Veronica Gajownik

Personal information
- Nationality: American
- Born: August 4, 1993 (age 32) Winter Park, Florida, U.S.
- Height: 5 ft 7 in (170 cm)

Sport
- College team: Indian River CC Pioneers South Florida Bulls

Medal record
Women's baseball
Representing United States
Pan American Games
| Gold medal – first place | 2015 Toronto | Team competition |

= Veronica Gajownik =

American softball and baseball player

Veronica Rose Gajownik, also known as Ronnie Gajownik (born August 4, 1993) is a former American softball and baseball player, and an American baseball coach and manager. She was a member of the United States women's national baseball team which won a gold medal at the 2015 Pan American Games. In 2023, she was named the Hillsboro Hops’ manager for the 2023 season; this made her the first woman to manage a High-A team, and the first openly LGBTQ manager in minor or major league baseball history.

== Biography ==
Veronica Gajownik was born in Winter Park, Florida, on August 4, 1993. She is the daughter of Marcel Gajownik and Glenn Richards, a chief meteorologist for WOFL. Veronica was introduced to baseball by her father and started to play baseball with boys in Oviedo recreation leagues.

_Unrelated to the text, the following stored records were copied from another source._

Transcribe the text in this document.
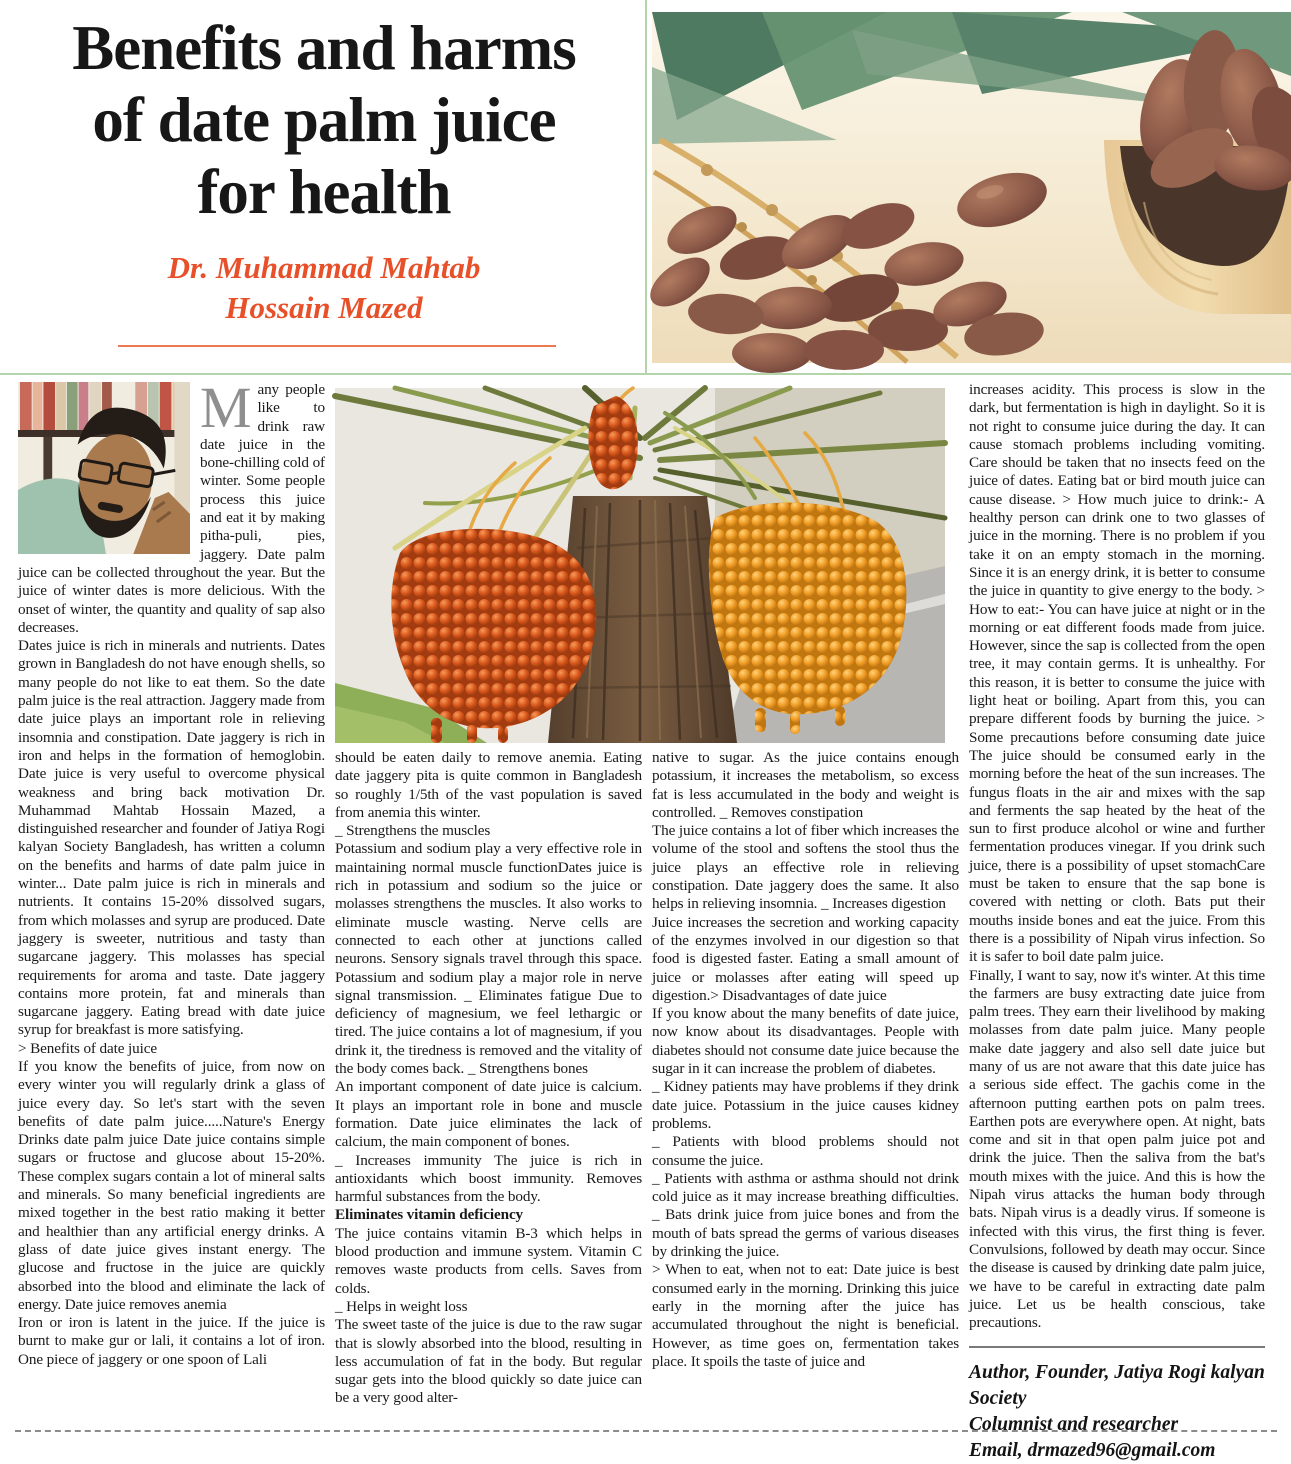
Benefits and harms
of date palm juice
for health
Dr. Muhammad Mahtab
Hossain Mazed

M any people like to drink raw date juice in the bone-chilling cold of winter. Some people process this juice and eat it by making pitha-puli, pies, jaggery. Date palm juice can be collected throughout the year. But the juice of winter dates is more delicious. With the onset of winter, the quantity and quality of sap also decreases.

Dates juice is rich in minerals and nutrients. Dates grown in Bangladesh do not have enough shells, so many people do not like to eat them. So the date palm juice is the real attraction. Jaggery made from date juice plays an important role in relieving insomnia and constipation. Date jaggery is rich in iron and helps in the formation of hemoglobin. Date juice is very useful to overcome physical weakness and bring back motivation Dr. Muhammad Mahtab Hossain Mazed, a distinguished researcher and founder of Jatiya Rogi kalyan Society Bangladesh, has written a column on the benefits and harms of date palm juice in winter... Date palm juice is rich in minerals and nutrients. It contains 15-20% dissolved sugars, from which molasses and syrup are produced. Date jaggery is sweeter, nutritious and tasty than sugarcane jaggery. This molasses has special requirements for aroma and taste. Date jaggery contains more protein, fat and minerals than sugarcane jaggery. Eating bread with date juice syrup for breakfast is more satisfying.

> Benefits of date juice

If you know the benefits of juice, from now on every winter you will regularly drink a glass of juice every day. So let's start with the seven benefits of date palm juice.....Nature's Energy Drinks date palm juice Date juice contains simple sugars or fructose and glucose about 15-20%. These complex sugars contain a lot of mineral salts and minerals. So many beneficial ingredients are mixed together in the best ratio making it better and healthier than any artificial energy drinks. A glass of date juice gives instant energy. The glucose and fructose in the juice are quickly absorbed into the blood and eliminate the lack of energy. Date juice removes anemia

Iron or iron is latent in the juice. If the juice is burnt to make gur or lali, it contains a lot of iron. One piece of jaggery or one spoon of Lali

should be eaten daily to remove anemia. Eating date jaggery pita is quite common in Bangladesh so roughly 1/5th of the vast population is saved from anemia this winter.

_ Strengthens the muscles

Potassium and sodium play a very effective role in maintaining normal muscle functionDates juice is rich in potassium and sodium so the juice or molasses strengthens the muscles. It also works to eliminate muscle wasting. Nerve cells are connected to each other at junctions called neurons. Sensory signals travel through this space. Potassium and sodium play a major role in nerve signal transmission. _ Eliminates fatigue Due to deficiency of magnesium, we feel lethargic or tired. The juice contains a lot of magnesium, if you drink it, the tiredness is removed and the vitality of the body comes back. _ Strengthens bones

An important component of date juice is calcium. It plays an important role in bone and muscle formation. Date juice eliminates the lack of calcium, the main component of bones.

_ Increases immunity The juice is rich in antioxidants which boost immunity. Removes harmful substances from the body.

Eliminates vitamin deficiency

The juice contains vitamin B-3 which helps in blood production and immune system. Vitamin C removes waste products from cells. Saves from colds.

_ Helps in weight loss

The sweet taste of the juice is due to the raw sugar that is slowly absorbed into the blood, resulting in less accumulation of fat in the body. But regular sugar gets into the blood quickly so date juice can be a very good alter-

native to sugar. As the juice contains enough potassium, it increases the metabolism, so excess fat is less accumulated in the body and weight is controlled. _ Removes constipation

The juice contains a lot of fiber which increases the volume of the stool and softens the stool thus the juice plays an effective role in relieving constipation. Date jaggery does the same. It also helps in relieving insomnia. _ Increases digestion

Juice increases the secretion and working capacity of the enzymes involved in our digestion so that food is digested faster. Eating a small amount of juice or molasses after eating will speed up digestion.> Disadvantages of date juice

If you know about the many benefits of date juice, now know about its disadvantages. People with diabetes should not consume date juice because the sugar in it can increase the problem of diabetes.

_ Kidney patients may have problems if they drink date juice. Potassium in the juice causes kidney problems.

_ Patients with blood problems should not consume the juice.

_ Patients with asthma or asthma should not drink cold juice as it may increase breathing difficulties. _ Bats drink juice from juice bones and from the mouth of bats spread the germs of various diseases by drinking the juice.

> When to eat, when not to eat: Date juice is best consumed early in the morning. Drinking this juice early in the morning after the juice has accumulated throughout the night is beneficial. However, as time goes on, fermentation takes place. It spoils the taste of juice and

increases acidity. This process is slow in the dark, but fermentation is high in daylight. So it is not right to consume juice during the day. It can cause stomach problems including vomiting. Care should be taken that no insects feed on the juice of dates. Eating bat or bird mouth juice can cause disease. > How much juice to drink:- A healthy person can drink one to two glasses of juice in the morning. There is no problem if you take it on an empty stomach in the morning. Since it is an energy drink, it is better to consume the juice in quantity to give energy to the body. > How to eat:- You can have juice at night or in the morning or eat different foods made from juice. However, since the sap is collected from the open tree, it may contain germs. It is unhealthy. For this reason, it is better to consume the juice with light heat or boiling. Apart from this, you can prepare different foods by burning the juice. > Some precautions before consuming date juice The juice should be consumed early in the morning before the heat of the sun increases. The fungus floats in the air and mixes with the sap and ferments the sap heated by the heat of the sun to first produce alcohol or wine and further fermentation produces vinegar. If you drink such juice, there is a possibility of upset stomachCare must be taken to ensure that the sap bone is covered with netting or cloth. Bats put their mouths inside bones and eat the juice. From this there is a possibility of Nipah virus infection. So it is safer to boil date palm juice.

Finally, I want to say, now it's winter. At this time the farmers are busy extracting date juice from palm trees. They earn their livelihood by making molasses from date palm juice. Many people make date jaggery and also sell date juice but many of us are not aware that this date juice has a serious side effect. The gachis come in the afternoon putting earthen pots on palm trees. Earthen pots are everywhere open. At night, bats come and sit in that open palm juice pot and drink the juice. Then the saliva from the bat's mouth mixes with the juice. And this is how the Nipah virus attacks the human body through bats. Nipah virus is a deadly virus. If someone is infected with this virus, the first thing is fever. Convulsions, followed by death may occur. Since the disease is caused by drinking date palm juice, we have to be careful in extracting date palm juice. Let us be health conscious, take precautions.

Author, Founder, Jatiya Rogi kalyan Society

Columnist and researcher

Email, drmazed96@gmail.com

Gajownik started playing softball when she attended Paul J. Hagerty High School in Oviedo, Florida. She played for the Hagerty Huskies and has a .531 batting average as a junior with a .694 on-base percentage. She also competed in summer competitions for Team North Florida, the Tampa Mustangs and Team Florida.

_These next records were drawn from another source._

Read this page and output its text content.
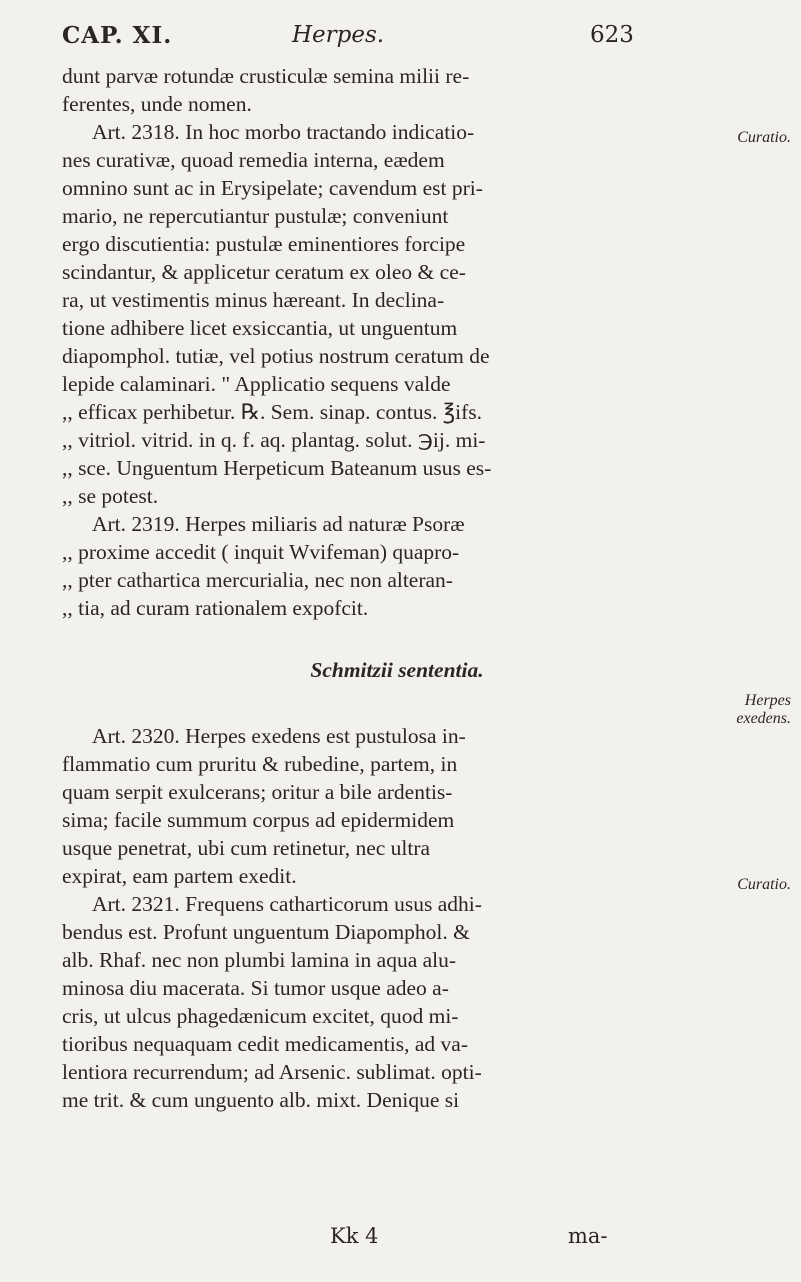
CAP. XI.	Herpes.	623
dunt parvæ rotundæ crusticulæ semina milii re-
ferentes, unde nomen.
Art. 2318. In hoc morbo tractando indicatio-
nes curativæ, quoad remedia interna, eædem
omnino sunt ac in Erysipelate; cavendum est pri-
mario, ne repercutiantur pustulæ; conveniunt
ergo discutientia: pustulæ eminentiores forcipe
scindantur, & applicetur ceratum ex oleo & ce-
ra, ut vestimentis minus hæreant. In declina-
tione adhibere licet exsiccantia, ut unguentum
diapomphol. tutiæ, vel potius nostrum ceratum de
lepide calaminari. " Applicatio sequens valde
,, efficax perhibetur. ℞. Sem. sinap. contus. ℥ifs.
,, vitriol. vitrid. in q. f. aq. plantag. solut. ℈ij. mi-
,, sce. Unguentum Herpeticum Bateanum usus es-
,, se potest.
Art. 2319. Herpes miliaris ad naturæ Psoræ
,, proxime accedit ( inquit Wvifeman) quapro-
,, pter cathartica mercurialia, nec non alteran-
,, tia, ad curam rationalem expofcit.
Schmitzii sententia.
Art. 2320. Herpes exedens est pustulosa in-
flammatio cum pruritu & rubedine, partem, in
quam serpit exulcerans; oritur a bile ardentis-
sima; facile summum corpus ad epidermidem
usque penetrat, ubi cum retinetur, nec ultra
expirat, eam partem exedit.
Art. 2321. Frequens catharticorum usus adhi-
bendus est. Profunt unguentum Diapomphol. &
alb. Rhaf. nec non plumbi lamina in aqua alu-
minosa diu macerata. Si tumor usque adeo a-
cris, ut ulcus phagedænicum excitet, quod mi-
tioribus nequaquam cedit medicamentis, ad va-
lentiora recurrendum; ad Arsenic. sublimat. opti-
me trit. & cum unguento alb. mixt. Denique si
Curatio.
Herpes
exedens.
Curatio.
Kk 4	ma-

Gajownik attended Indian River State College in 2013 and University of South Florida during 2014–2015 where she played softball for the South Florida Bulls.

Gajownik joined the Arizona Diamondbacks organization as a video assistant with the Hillsboro Hops, their High-A affiliate, in 2021. In 2022, Gajownik served as a coach for the Amarillo Sod Poodles of the Double-A Texas League and for the Salt River Rafters of the Arizona Fall League. In 2023 she was named Hillsboro's manager for the 2023 season; this made her the first woman to manage a High-A team, and the first openly LGBTQ manager in minor or major league baseball history. She is married to a woman. In 2024, she became the bench coach for Amarillo. In 2026, she was named bench coach of the ACL D-backs the Arizona Diamondbacks rookie-level affiliate.